Paul and Silas are praying and singing, ministering to the other prisoners, when an earthquake causes the prison gates to open and the chains to come out of the walls. The jailor was awakened and drew his sword to kill himself because he thought the prisoners had all escaped. But Paul reassures him that they are all there. Thus, the jailor asks what he must do to be saved. Paul responds “Believe in the Lord Jesus Christ and you will be saved”. Paul explains what that means to the jailor and his household and they all believe and are baptized. The jailor immediately washes their wounds and sets food before them, rejoicing at having found a personal relationship with the Lord God.

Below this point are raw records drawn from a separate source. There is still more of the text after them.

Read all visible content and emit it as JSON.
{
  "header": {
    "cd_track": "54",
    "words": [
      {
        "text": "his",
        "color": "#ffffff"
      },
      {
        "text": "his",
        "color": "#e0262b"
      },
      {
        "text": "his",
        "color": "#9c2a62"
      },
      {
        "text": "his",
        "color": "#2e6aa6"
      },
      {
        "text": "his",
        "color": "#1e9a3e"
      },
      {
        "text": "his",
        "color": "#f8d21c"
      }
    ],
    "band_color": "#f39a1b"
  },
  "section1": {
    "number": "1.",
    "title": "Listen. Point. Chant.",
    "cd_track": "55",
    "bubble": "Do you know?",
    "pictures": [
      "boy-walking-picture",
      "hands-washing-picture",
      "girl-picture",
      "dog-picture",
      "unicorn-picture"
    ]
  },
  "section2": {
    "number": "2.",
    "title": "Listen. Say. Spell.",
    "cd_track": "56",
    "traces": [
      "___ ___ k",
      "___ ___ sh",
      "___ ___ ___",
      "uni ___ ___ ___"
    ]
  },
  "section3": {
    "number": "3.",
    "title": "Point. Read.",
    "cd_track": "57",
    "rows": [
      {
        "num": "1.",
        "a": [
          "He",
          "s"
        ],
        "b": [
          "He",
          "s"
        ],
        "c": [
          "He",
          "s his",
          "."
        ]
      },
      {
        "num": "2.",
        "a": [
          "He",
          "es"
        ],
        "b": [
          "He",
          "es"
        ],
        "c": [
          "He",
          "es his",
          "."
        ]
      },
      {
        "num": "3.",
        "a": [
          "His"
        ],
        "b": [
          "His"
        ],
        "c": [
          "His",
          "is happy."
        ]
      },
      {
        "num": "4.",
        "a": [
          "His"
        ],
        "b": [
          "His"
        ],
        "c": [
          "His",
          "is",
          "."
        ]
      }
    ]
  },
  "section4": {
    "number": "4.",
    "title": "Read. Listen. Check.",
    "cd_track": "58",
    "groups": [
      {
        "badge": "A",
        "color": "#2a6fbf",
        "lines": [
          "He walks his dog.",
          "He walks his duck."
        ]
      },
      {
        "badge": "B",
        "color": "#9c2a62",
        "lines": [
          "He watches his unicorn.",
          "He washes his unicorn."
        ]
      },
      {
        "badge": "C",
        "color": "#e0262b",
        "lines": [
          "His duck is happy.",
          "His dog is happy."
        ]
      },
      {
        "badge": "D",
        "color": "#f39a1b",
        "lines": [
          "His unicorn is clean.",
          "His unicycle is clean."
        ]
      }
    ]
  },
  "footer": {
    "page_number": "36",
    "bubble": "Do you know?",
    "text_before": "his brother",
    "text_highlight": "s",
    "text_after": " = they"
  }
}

When daylight came, the magistrates decide to set Paul and Silas free, telling them to leave the city. Paul and Silas refuse because they were mistreated as Roman citizens. The magistrates complied because they were ashamed. They apologized and publicly escorted them back to Lydia’s house where Paul and Silas encouraged the new believers in the Word before leaving.

Lessons/Applications:

  1. One’s ministry grows quickly when one is lead by the Holy Spirit.
  2. In presenting the Gospel message to others, sometimes we have to meet them where they are and other times they will come seeking us. Use a balance approach and employ both methods.
  3. Seek personal witnesses who can relate the effect the Gospel has had on their life. A credible witness is one with a first-hand account. Only credible witnesses are able to validate the Gospel message to others. Non-credible witnesses do more damage than good, making a public relations nightmare even if they are speaking the truth.
  4. Persecution appears quickly when the Gospel message begins to trump the false god of economics.
  5. Hospitality is a natural gift bestowed upon new believers because they want to express thanksgiving to those who took time to share the Gospel with them.
  6. We may be suffering but be assured God is working a miracle in the hearts of those around us.
  7. Sometimes we are called to minister in one location. Sometimes we are called to minister in many locations. Do not overstay your welcome. Do your work and move on. Do your ministry and move on. Do your ministry such that you can move on.
  8. The Gospel is for all people; Jew and Gentile, slave and free, prisoners and rulers, government employees and capitalists, children too. Share the Gospel with all people.
  9. Express and experience joy in times of disaster. It is a powerful witness of Christ’s love being greater than anyone can possibly understand.